I spent all day Wednesday in a session with our support team and one of the developers, taking notes as they followed the installation guide I wrote to try to install one of our more problematic products. By the end of it, I had two pages of notes, a lot of questions that need to be answered, and can't say I was feeling any too good about the job I'd done.
One of the hardest parts of writing comes in taking criticism. What we write is extremely personal, whether it's a letter, a novel, or an installation guide; it comes directly from our minds into its final form, without mediation. So it is difficult, when the criticism comes in, not to feel ourselves attacked, to get defensive, to offer up excuses for why information is missing, or hard to find, or just plain wrong.

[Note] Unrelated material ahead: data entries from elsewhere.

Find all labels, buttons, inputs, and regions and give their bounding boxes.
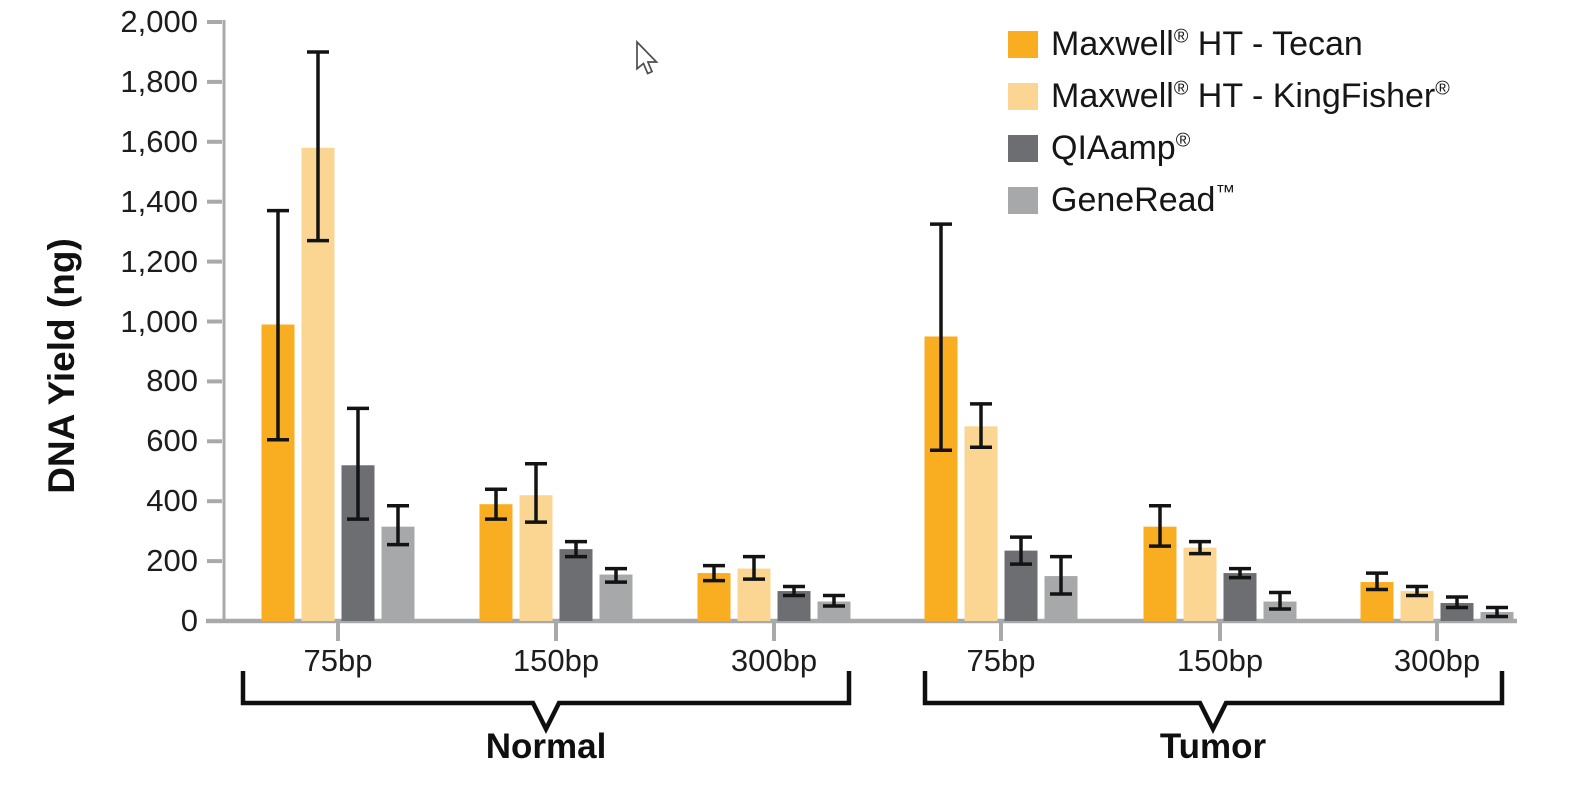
error-bar-generead-normal-75bp: [387, 503, 409, 547]
legend-swatch-tecan: [1008, 30, 1038, 58]
section-bracket-normal: [240, 671, 852, 735]
error-bar-maxwell-ht-kingfisher-tumor-150bp: [1189, 539, 1211, 556]
error-bar-maxwell-ht-tecan-tumor-75bp: [930, 222, 952, 453]
legend-swatch-qiaamp: [1008, 134, 1038, 162]
legend-swatch-generead: [1008, 186, 1038, 214]
mouse-cursor: [636, 39, 659, 75]
error-bar-maxwell-ht-kingfisher-normal-75bp: [307, 50, 329, 243]
y-tick-label: 200: [146, 543, 198, 579]
error-bar-qiaamp-normal-150bp: [565, 539, 587, 559]
error-bar-maxwell-ht-kingfisher-tumor-75bp: [970, 402, 992, 450]
y-tick-label: 1,200: [120, 243, 198, 279]
legend-item-qiaamp: QIAamp®: [1008, 129, 1450, 167]
x-group-label-tumor-300bp: 300bp: [1393, 643, 1481, 678]
error-bar-qiaamp-normal-300bp: [783, 584, 805, 598]
x-group-label-tumor-150bp: 150bp: [1176, 643, 1264, 678]
error-bar-qiaamp-normal-75bp: [347, 406, 369, 521]
section-bracket-tumor: [922, 671, 1505, 735]
error-bar-generead-tumor-75bp: [1050, 554, 1072, 596]
y-tick-label: 600: [146, 423, 198, 459]
bar-maxwell-ht-tecan-normal-150bp: [479, 504, 513, 621]
legend-item-generead: GeneRead™: [1008, 181, 1450, 219]
bar-maxwell-ht-kingfisher-tumor-150bp: [1183, 547, 1217, 621]
error-bar-generead-tumor-150bp: [1269, 590, 1291, 611]
legend-item-tecan: Maxwell® HT - Tecan: [1008, 25, 1450, 63]
bar-qiaamp-normal-150bp: [559, 549, 593, 621]
error-bar-qiaamp-tumor-300bp: [1446, 595, 1468, 610]
x-group-label-tumor-75bp: 75bp: [966, 643, 1036, 678]
y-tick-label: 400: [146, 483, 198, 519]
y-tick-label: 1,800: [120, 63, 198, 99]
error-bar-generead-normal-300bp: [823, 593, 845, 608]
bar-generead-tumor-150bp: [1263, 601, 1297, 621]
error-bar-qiaamp-tumor-75bp: [1010, 535, 1032, 566]
section-label-tumor: Tumor: [1159, 727, 1267, 766]
bar-qiaamp-tumor-150bp: [1223, 573, 1257, 621]
error-bar-maxwell-ht-tecan-tumor-300bp: [1366, 571, 1388, 592]
x-group-label-normal-300bp: 300bp: [730, 643, 818, 678]
legend-swatch-kingfisher: [1008, 82, 1038, 110]
y-tick-label: 1,400: [120, 183, 198, 219]
legend-label-generead: GeneRead™: [1051, 180, 1236, 219]
y-tick-label: 0: [180, 603, 198, 638]
bar-maxwell-ht-kingfisher-tumor-75bp: [964, 426, 998, 621]
y-tick-label: 800: [146, 363, 198, 399]
error-bar-maxwell-ht-tecan-normal-300bp: [703, 563, 725, 583]
error-bar-maxwell-ht-tecan-normal-75bp: [267, 208, 289, 442]
error-bar-maxwell-ht-kingfisher-tumor-300bp: [1406, 584, 1428, 598]
legend-label-qiaamp: QIAamp®: [1051, 128, 1191, 167]
section-label-normal: Normal: [485, 727, 607, 766]
error-bar-qiaamp-tumor-150bp: [1229, 566, 1251, 580]
x-group-label-normal-150bp: 150bp: [512, 643, 600, 678]
error-bar-generead-normal-150bp: [605, 566, 627, 584]
error-bar-maxwell-ht-kingfisher-normal-300bp: [743, 554, 765, 581]
legend-label-kingfisher: Maxwell® HT - KingFisher®: [1051, 76, 1450, 115]
legend: Maxwell® HT - Tecan Maxwell® HT - KingFi…: [1008, 25, 1450, 219]
legend-label-tecan: Maxwell® HT - Tecan: [1051, 24, 1363, 63]
y-tick-label: 1,000: [120, 303, 198, 339]
x-group-label-normal-75bp: 75bp: [303, 643, 373, 678]
legend-item-kingfisher: Maxwell® HT - KingFisher®: [1008, 77, 1450, 115]
y-tick-label: 1,600: [120, 123, 198, 159]
error-bar-generead-tumor-300bp: [1486, 605, 1508, 619]
error-bar-maxwell-ht-kingfisher-normal-150bp: [525, 462, 547, 524]
error-bar-maxwell-ht-tecan-normal-150bp: [485, 487, 507, 521]
error-bar-maxwell-ht-tecan-tumor-150bp: [1149, 503, 1171, 548]
y-tick-label: 2,000: [120, 4, 198, 39]
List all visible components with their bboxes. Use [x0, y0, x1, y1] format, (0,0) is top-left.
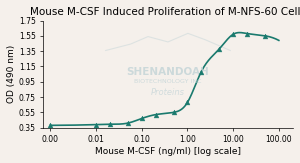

Difficult, but vital. It's one of the more annoying universal truths that the easy way is almost always wrong. No piece of writing is perfect in its first draft, and sometimes we're too close to see the problems. Taking feedback and making the necessary judgments--is this really a problem? will the suggested change help? or is this person off their rocker? is part of the craft.* Ignoring feedback cuts us off from one of the main ways we can improve our writing, and encourages writing from habit rather than thought. If I can't answer the question, "Why did you do that/do it that way?" I am not writing well.
The upshot of yesterday's exercise is that I didn't do the best job I could have done with the documentation. Having given myself a few minutes to sulk about how it's not my fault, it is now time to fix it. In a few weeks I'm going to sit down with this team again, and we'll do the whole test again, and see if it's better.
*I am in the "tech writing is craft, not art" camp, in case anyone cares. Perhaps I'll post more on that subject at some point.